September 13, 2024

Retreat 2024 at Minnesota Center For Book Arts

By Indigenous Nations Poets Staff

Háŋ! Háu! (Dakota) Chinchokma! (Chikashshanompaˈ)

In June, the Minnesota Center for Book Arts welcomed the 2024 Indigenous Nations Poets Fellows. There Fellows participated in a Power of the Press workshop where they created two unique letterpress prints that featured Indigenous languages. The project was part of Indigenous Nations Poets #LanguageBack initiative which focuses on supporting poets writing in and with their traditional languages. One poster shares expressions of gratitude in Dakota, Fino’ CHamoru, Mohican, Diné Bizaad, Tsalagi, Anishinaabemowin, and Ōlelo Hawaiʻi. The second poster contains the words for language in Diné Bizaad, Osage, Fino’ CHamoru, Dena’ina qenaga, and Anishinaabemowin. 

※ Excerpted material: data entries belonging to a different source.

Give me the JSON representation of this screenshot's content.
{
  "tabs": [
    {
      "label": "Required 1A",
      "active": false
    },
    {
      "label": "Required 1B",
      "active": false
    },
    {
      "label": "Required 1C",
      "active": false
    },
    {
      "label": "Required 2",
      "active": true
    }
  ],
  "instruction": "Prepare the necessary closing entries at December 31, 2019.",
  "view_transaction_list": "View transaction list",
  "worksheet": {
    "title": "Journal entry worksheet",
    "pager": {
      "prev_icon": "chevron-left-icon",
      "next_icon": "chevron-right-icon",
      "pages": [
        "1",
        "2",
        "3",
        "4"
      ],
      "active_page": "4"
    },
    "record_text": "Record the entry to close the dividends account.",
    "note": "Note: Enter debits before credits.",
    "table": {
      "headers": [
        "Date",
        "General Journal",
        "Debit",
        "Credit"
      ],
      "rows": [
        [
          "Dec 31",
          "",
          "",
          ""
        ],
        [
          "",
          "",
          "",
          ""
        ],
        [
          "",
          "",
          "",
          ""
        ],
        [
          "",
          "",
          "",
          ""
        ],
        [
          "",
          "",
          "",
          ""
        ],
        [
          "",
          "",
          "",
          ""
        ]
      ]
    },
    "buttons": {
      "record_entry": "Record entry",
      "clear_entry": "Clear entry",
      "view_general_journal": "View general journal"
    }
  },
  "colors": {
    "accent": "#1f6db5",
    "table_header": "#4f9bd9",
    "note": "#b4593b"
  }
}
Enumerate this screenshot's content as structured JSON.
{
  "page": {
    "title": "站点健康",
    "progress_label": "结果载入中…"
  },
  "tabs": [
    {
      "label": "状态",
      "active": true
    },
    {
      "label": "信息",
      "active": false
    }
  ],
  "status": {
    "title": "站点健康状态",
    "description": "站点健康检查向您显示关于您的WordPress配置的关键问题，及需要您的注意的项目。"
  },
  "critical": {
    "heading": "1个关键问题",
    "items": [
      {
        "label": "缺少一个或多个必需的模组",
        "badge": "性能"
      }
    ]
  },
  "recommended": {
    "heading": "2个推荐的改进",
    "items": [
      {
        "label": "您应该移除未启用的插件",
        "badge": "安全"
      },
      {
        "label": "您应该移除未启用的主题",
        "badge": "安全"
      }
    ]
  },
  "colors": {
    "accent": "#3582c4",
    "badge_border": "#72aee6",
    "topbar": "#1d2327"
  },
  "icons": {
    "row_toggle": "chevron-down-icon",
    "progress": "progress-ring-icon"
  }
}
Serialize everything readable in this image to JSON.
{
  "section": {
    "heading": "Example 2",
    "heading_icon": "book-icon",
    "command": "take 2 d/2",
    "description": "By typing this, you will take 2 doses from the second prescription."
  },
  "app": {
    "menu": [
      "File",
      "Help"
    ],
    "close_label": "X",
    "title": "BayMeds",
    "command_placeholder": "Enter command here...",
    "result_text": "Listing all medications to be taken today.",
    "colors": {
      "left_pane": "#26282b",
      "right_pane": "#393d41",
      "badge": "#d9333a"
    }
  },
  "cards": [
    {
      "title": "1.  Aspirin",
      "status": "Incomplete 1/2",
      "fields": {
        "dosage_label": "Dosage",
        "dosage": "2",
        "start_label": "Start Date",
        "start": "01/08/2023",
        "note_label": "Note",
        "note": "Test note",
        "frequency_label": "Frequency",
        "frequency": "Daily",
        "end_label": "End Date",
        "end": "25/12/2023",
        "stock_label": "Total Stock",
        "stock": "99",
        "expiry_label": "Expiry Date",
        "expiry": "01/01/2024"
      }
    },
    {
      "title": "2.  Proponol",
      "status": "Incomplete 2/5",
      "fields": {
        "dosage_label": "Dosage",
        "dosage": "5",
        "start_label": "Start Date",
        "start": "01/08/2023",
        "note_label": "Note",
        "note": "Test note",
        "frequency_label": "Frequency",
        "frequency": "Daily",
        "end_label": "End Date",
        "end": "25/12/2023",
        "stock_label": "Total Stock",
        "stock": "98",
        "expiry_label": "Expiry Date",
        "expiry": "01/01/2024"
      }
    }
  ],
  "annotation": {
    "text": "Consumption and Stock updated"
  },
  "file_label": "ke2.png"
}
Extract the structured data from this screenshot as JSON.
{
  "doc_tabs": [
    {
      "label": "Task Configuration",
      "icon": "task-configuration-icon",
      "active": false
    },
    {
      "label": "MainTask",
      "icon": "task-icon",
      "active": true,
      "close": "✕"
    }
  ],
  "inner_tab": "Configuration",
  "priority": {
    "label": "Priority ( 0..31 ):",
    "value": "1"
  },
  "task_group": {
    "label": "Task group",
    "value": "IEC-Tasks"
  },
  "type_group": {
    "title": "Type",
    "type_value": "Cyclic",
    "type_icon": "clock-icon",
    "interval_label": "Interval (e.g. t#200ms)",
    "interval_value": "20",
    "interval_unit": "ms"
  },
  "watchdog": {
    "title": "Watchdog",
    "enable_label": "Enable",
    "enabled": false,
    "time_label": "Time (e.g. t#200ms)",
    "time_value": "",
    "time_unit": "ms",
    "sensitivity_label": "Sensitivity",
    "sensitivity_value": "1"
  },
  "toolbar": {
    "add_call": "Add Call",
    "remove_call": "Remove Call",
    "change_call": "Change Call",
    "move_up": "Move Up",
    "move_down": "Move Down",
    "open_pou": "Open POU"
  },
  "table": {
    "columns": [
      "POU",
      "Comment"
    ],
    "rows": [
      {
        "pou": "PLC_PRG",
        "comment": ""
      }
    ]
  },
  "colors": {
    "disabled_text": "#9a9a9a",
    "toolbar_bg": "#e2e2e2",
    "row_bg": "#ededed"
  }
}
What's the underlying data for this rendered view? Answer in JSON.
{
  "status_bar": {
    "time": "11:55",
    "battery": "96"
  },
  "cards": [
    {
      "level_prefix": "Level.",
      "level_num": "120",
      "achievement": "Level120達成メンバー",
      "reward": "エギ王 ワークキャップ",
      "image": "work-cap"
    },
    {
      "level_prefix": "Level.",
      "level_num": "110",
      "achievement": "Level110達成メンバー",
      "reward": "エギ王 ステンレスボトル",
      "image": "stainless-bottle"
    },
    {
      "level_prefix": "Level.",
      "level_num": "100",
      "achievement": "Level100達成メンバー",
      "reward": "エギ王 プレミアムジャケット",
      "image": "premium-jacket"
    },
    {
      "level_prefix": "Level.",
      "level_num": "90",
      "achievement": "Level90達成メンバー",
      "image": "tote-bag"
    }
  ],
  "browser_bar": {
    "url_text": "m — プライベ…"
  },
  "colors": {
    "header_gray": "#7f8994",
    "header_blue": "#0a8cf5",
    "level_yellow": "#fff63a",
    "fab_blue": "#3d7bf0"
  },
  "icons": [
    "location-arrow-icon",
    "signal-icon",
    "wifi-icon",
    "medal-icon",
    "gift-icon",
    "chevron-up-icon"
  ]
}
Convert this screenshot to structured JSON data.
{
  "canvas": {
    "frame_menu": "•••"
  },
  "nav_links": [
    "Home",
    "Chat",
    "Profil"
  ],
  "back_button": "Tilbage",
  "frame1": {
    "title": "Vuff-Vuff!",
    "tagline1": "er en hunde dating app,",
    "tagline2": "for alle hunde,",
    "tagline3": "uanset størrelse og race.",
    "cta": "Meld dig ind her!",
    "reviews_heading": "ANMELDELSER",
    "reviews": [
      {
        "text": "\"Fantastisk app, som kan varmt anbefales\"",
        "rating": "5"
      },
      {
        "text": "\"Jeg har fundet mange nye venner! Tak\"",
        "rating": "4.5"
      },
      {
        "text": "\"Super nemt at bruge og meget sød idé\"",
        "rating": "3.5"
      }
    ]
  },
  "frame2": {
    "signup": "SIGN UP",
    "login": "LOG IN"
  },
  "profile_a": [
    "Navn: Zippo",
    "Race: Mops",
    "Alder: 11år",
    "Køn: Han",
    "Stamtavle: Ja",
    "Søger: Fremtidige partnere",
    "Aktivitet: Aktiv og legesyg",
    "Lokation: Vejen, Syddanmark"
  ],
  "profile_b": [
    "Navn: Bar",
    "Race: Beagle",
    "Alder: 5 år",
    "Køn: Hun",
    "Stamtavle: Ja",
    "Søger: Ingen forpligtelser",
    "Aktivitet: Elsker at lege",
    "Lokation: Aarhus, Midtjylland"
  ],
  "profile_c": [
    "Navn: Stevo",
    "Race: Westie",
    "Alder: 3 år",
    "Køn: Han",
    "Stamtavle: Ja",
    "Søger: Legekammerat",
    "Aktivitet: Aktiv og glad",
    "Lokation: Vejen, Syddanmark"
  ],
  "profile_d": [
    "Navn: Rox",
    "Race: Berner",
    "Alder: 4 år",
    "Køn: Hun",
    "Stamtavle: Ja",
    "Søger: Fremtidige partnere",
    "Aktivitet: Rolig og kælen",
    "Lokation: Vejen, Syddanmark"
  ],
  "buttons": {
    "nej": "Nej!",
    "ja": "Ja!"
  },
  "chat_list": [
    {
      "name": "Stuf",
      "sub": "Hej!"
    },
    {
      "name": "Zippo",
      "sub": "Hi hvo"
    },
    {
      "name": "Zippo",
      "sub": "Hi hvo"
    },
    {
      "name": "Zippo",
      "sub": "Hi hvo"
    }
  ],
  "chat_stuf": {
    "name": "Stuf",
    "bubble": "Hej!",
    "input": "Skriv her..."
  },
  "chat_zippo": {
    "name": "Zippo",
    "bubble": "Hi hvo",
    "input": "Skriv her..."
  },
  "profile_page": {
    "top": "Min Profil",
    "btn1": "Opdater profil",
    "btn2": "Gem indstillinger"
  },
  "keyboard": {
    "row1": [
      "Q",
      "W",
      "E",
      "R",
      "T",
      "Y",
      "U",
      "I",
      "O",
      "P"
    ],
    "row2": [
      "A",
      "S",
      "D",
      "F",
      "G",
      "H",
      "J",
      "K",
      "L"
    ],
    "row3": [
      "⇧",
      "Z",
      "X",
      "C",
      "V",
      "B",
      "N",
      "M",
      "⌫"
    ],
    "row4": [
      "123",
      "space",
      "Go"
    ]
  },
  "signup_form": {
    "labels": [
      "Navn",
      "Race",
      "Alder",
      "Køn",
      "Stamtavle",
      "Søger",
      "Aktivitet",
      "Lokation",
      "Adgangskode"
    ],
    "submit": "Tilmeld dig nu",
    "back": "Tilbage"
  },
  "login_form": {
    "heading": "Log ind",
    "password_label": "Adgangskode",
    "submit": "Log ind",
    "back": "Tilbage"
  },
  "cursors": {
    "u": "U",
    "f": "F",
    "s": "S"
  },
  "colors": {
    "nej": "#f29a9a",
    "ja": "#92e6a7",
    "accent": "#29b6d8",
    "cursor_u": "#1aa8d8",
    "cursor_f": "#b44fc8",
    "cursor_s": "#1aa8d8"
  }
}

Returning Fellow Melanie Merle reminded us how inter-art activities make explicit connections across time. “Seeing our languages in print, I had the sense we were stepping through time. At the time those presses were initially in use, our languages were excluded from them. So to see our languages move through the press was powerful.”

Melanie emphasizes how the process of selecting words that worked within the letterpress’s constraints (10 characters or less, Latinate script), meant that the participants spent an entire afternoon exploring the possibilities contained within a handful of words. “The focus on [individual words] reminded me how important it is for people to take more time attending to language in a world that’s full of talking but not listening."

Returning Fellow Kalehua Kim found that the activity represented, “a physical embodiment of a connection to an oral tradition.”

In exploring how Ōlelo Hawaiʻi could be represented by the letterpress,  Kalehua  found that she “reclaimed a part of myself while connecting my language to the languages of my peers and colleagues in In-Na-Po.”